Fotos : © Vincent Gilllioz

– Das Telefon klingelt. Guten Tag, hier ist das Einwohneramt. Sie haben uns einen Wohnortswechsel gemeldet, aber auf dem Formular keine neue Adresse angegeben.

– Guten Tag. Das ist schon richtig, ich gehe ins Ausland.

– Sie müssen aber bei uns vorbeikommen, um sich abzumelden.

– Ja, ich weiss, ich habe mich bereits bei der Steuerverwaltung abgemeldet. Dort müssen sie aber zuerst meine Steuern bearbeiten, um das Formular zu genehmigen, das ich für das Einwohneramt benötige.

– Ok, aber Sie brauchen trotzdem eine amtliche Adresse.

– Das verstehe ich, aber das administrative Verfahren dauert eben einen Monat. Ich habe keine andere Wahl.

– Trotzdem können Sie nicht ohne Adresse in der Schweiz bleiben und müssen auch das Administrative erledigt haben. Sie können aber auch jemandem eine Vollmacht erteilen, damit er sich um Ihre Steuern kümmern kann und wenigstens dieser Aspekt geregelt ist.

– Ich kümmere mich darum und melde mich wieder, wenn alles erledigt ist.

Mein letztes Gespräch mit der Gemeindeverwaltung zeigt, wie beschwerlich die Bürokratie im Vorfeld einer Reise von unbestimmter Dauer sein kann. Kafka ist nicht tot, das wird einem spätestens dann bewusst, wenn man ein Projekt startet, das etwas aus dem Rahmen fällt.

Bis der Papierkram erledigt ist und man mitten auf dem Meer in vollkommener Stille einen Sonnenuntergang geniessen kann, ist der Weg lang und beschwerlich. Der Aufwand lohnt sich aber allemal! © Vincent Gilllioz

Früher war es einfacher

Als ich zwanzig war, bin ich zwei Jahre lang in der Weltgeschichte herumgesegelt und alles, war ich im Vorfeld tun musste, war meine Dienstwaffe im Militärdepartement abzugeben. Damals wohnte ich noch bei meinen Eltern und den wenigen Papierkram haben meine Angehörigen erledigt. Eigentlich musste ich mich um nichts kümmern. Nach meiner Rückkehr habe ich bei der AHV die fehlenden Beitragsjahre nachgezahlt und das war’s auch schon. Heute scheint mir doch alles viel komplizierter. Dazwischen liegen aber auch 25 Jahre, drei Kinder und, um das Ganze noch etwas verzwickter zu machen, Wohneigentum.
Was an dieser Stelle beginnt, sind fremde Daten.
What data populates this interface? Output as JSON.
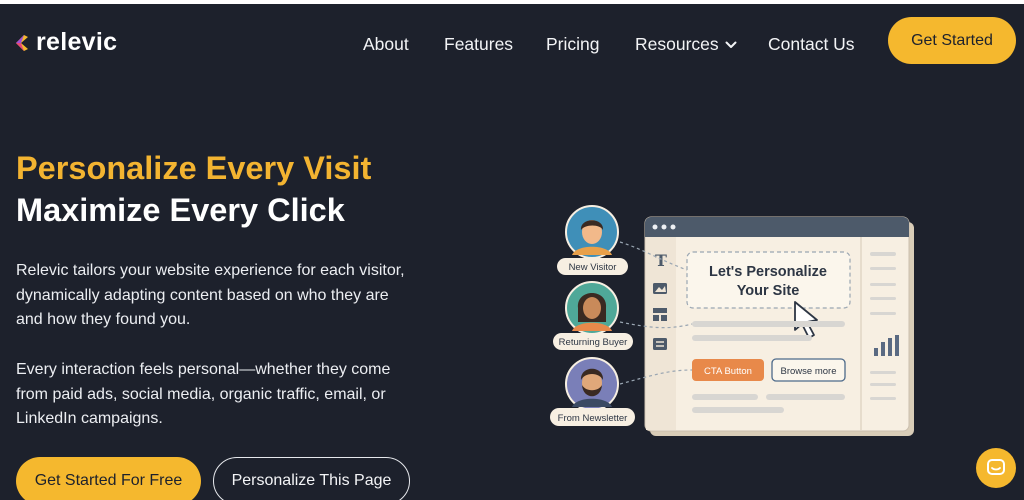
{
  "brand": {
    "name": "relevic",
    "accent": "#f5b82e",
    "background": "#1d212c"
  },
  "nav": {
    "items": [
      {
        "label": "About"
      },
      {
        "label": "Features"
      },
      {
        "label": "Pricing"
      },
      {
        "label": "Resources",
        "icon": "chevron-down-icon"
      },
      {
        "label": "Contact Us"
      }
    ],
    "cta_label": "Get Started"
  },
  "hero": {
    "headline_1": "Personalize Every Visit",
    "headline_2": "Maximize Every Click",
    "paragraph_1": "Relevic tailors your website experience for each visitor, dynamically adapting content based on who they are and how they found you.",
    "paragraph_2": "Every interaction feels personal—whether they come from paid ads, social media, organic traffic, email, or LinkedIn campaigns.",
    "primary_button": "Get Started For Free",
    "secondary_button": "Personalize This Page"
  },
  "illustration": {
    "visitors": [
      {
        "label": "New Visitor"
      },
      {
        "label": "Returning Buyer"
      },
      {
        "label": "From Newsletter"
      }
    ],
    "card_heading_1": "Let's Personalize",
    "card_heading_2": "Your Site",
    "cta_button": "CTA Button",
    "browse_button": "Browse more"
  },
  "chat": {
    "icon": "chat-icon"
  }
}
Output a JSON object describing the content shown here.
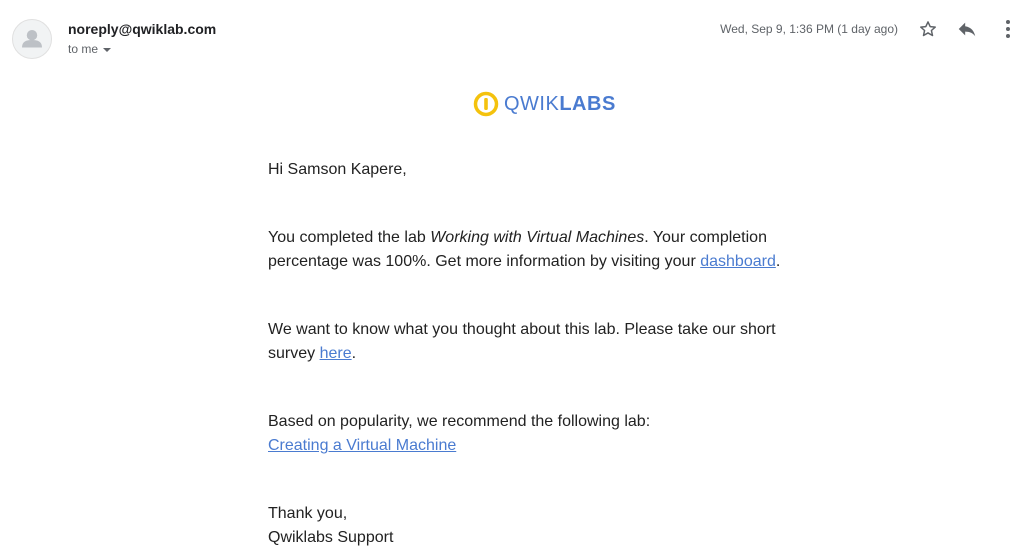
{
  "header": {
    "sender": "noreply@qwiklab.com",
    "recipient": "to me",
    "timestamp": "Wed, Sep 9, 1:36 PM (1 day ago)",
    "icons": [
      "avatar-icon",
      "star-icon",
      "reply-icon",
      "more-vert-icon"
    ]
  },
  "logo": {
    "text_light": "QWIK",
    "text_bold": "LABS",
    "brand_color": "#4a7bd0",
    "mark_color": "#f4c20d"
  },
  "body": {
    "greeting": "Hi Samson Kapere,",
    "p1_pre": "You completed the lab ",
    "p1_lab": "Working with Virtual Machines",
    "p1_mid": ". Your completion percentage was 100%. Get more information by visiting your ",
    "p1_link": "dashboard",
    "p1_end": ".",
    "p2_pre": "We want to know what you thought about this lab. Please take our short survey ",
    "p2_link": "here",
    "p2_end": ".",
    "p3_text": "Based on popularity, we recommend the following lab:",
    "p3_link": "Creating a Virtual Machine",
    "closing": "Thank you,",
    "signature": "Qwiklabs Support"
  },
  "colors": {
    "link": "#4a7bd0",
    "text": "#222222",
    "muted": "#5f6368"
  }
}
Unter diesen Voraussetzungen erwiesen sich die anstehenden Aufgaben als äusserst mühsam. Besonders anstrengend war der letzte Monat vor der Abreise.
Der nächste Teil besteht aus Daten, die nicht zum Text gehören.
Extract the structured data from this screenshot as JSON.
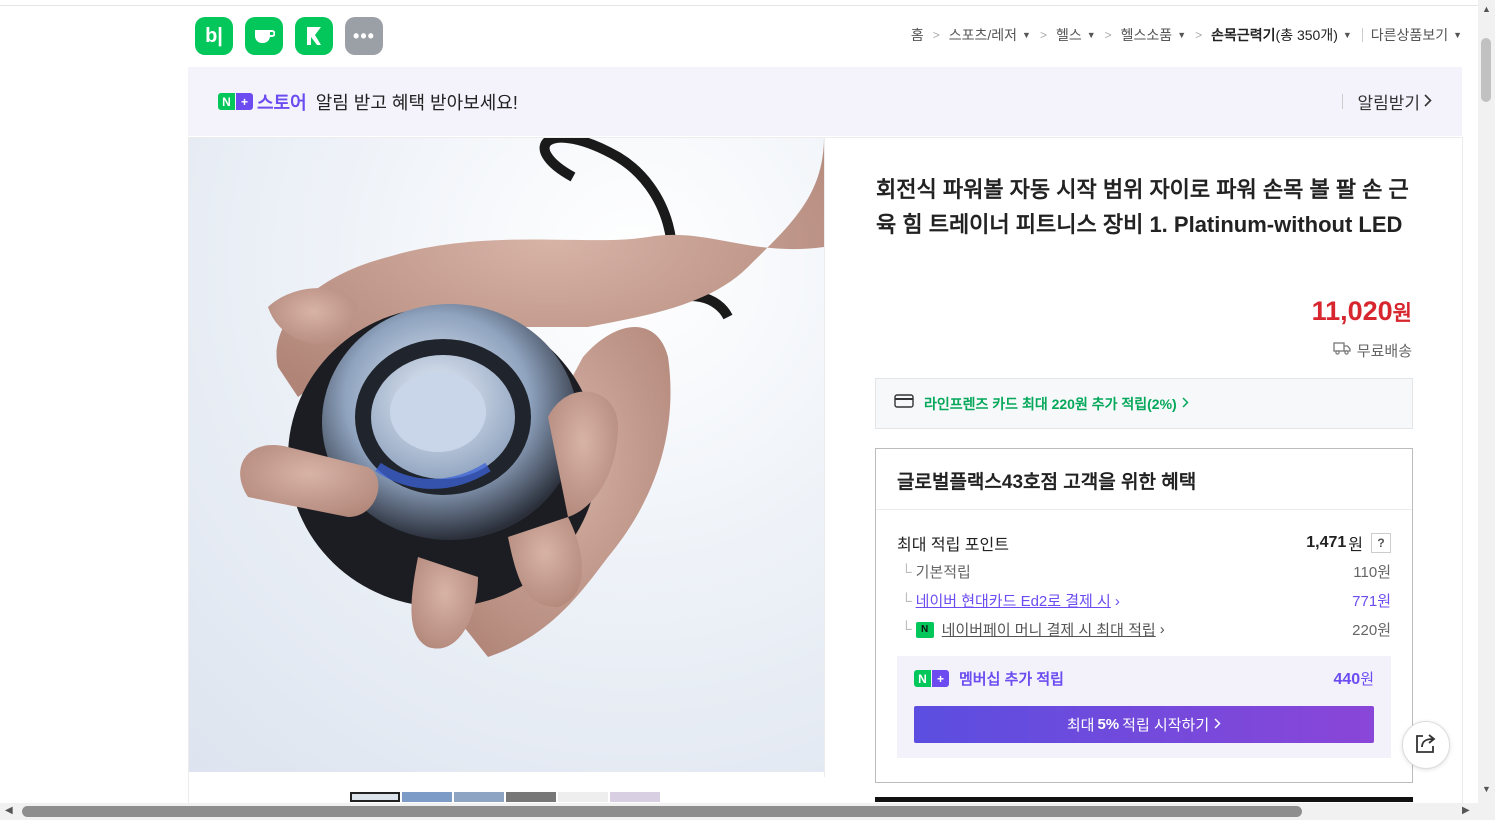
{
  "apps": [
    {
      "label": "b|",
      "icon": "blog-icon"
    },
    {
      "label": "☕",
      "icon": "cafe-icon"
    },
    {
      "label": "▶",
      "icon": "mark-icon"
    },
    {
      "label": "•••",
      "icon": "more-icon"
    }
  ],
  "breadcrumb": {
    "home": "홈",
    "items": [
      "스포츠/레저",
      "헬스",
      "헬스소품"
    ],
    "current_prefix": "손목근력기",
    "current_count": "(총 350개)",
    "other": "다른상품보기"
  },
  "banner": {
    "n_label": "N",
    "plus_label": "+",
    "store_label": "스토어",
    "message": "알림 받고 혜택 받아보세요!",
    "alarm_button": "알림받기"
  },
  "product": {
    "title": "회전식 파워볼 자동 시작 범위 자이로 파워 손목 볼 팔 손 근육 힘 트레이너 피트니스 장비 1. Platinum-without LED",
    "price": "11,020",
    "price_unit": "원",
    "shipping": "무료배송",
    "card_benefit": "라인프렌즈 카드 최대 220원 추가 적립(2%)"
  },
  "benefit": {
    "heading": "글로벌플랙스43호점 고객을 위한 혜택",
    "max_points_label": "최대 적립 포인트",
    "max_points_value": "1,471",
    "max_points_unit": "원",
    "help_label": "?",
    "rows": [
      {
        "label": "기본적립",
        "value": "110원"
      },
      {
        "label": "네이버 현대카드 Ed2로 결제 시",
        "value": "771원"
      },
      {
        "label": "네이버페이 머니 결제 시 최대 적립",
        "value": "220원"
      }
    ],
    "npay_label": "N",
    "membership_label": "멤버십 추가 적립",
    "membership_value": "440",
    "membership_unit": "원",
    "cta_prefix": "최대",
    "cta_bold": "5%",
    "cta_suffix": "적립 시작하기"
  },
  "colors": {
    "naver_green": "#03c75a",
    "plus_purple": "#6c4cf1",
    "price_red": "#d7262e"
  }
}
Nachdem wir das Haus geräumt und das Möbellager gefüllt hatten, waren wir vier Wochen obdachlos. So lange hat der Bürokram gedauert. Wir sind bei Freunden und der Familie untergekommen und mussten oft zu fünft in einem Zimmer schlafen. Dieses Zusammenleben auf engstem Raum hatte aber auch sein Gutes: Es hat uns auf das Leben auf dem Boot vorbereitet.

Anschliessend haben wir verschiedene Verträge gekündigt, die nur Landratten etwas nützen, und uns um die restlichen administrativen Angelegenheiten gekümmert. Wer bei der Rückkehr nicht vor einem Berg Rechnungen stehen will, sollte Versicherungen, Telefon und Fahrzeug nicht vernachlässigen. Am Wichtigsten ist eine Ausreisebestätigung. Sie vereinfacht Vieles, denn es lassen sich viele Verpflichtungen damit lösen. Sie wird allerdings erst ausgestellt, wenn die Steuerfrage geklärt ist und alle ausstehenden Steuern beglichen wurden. Das wiederum bedeutet, dass die meiste Arbeit erst in den letzten Tagen erledigt werden kann.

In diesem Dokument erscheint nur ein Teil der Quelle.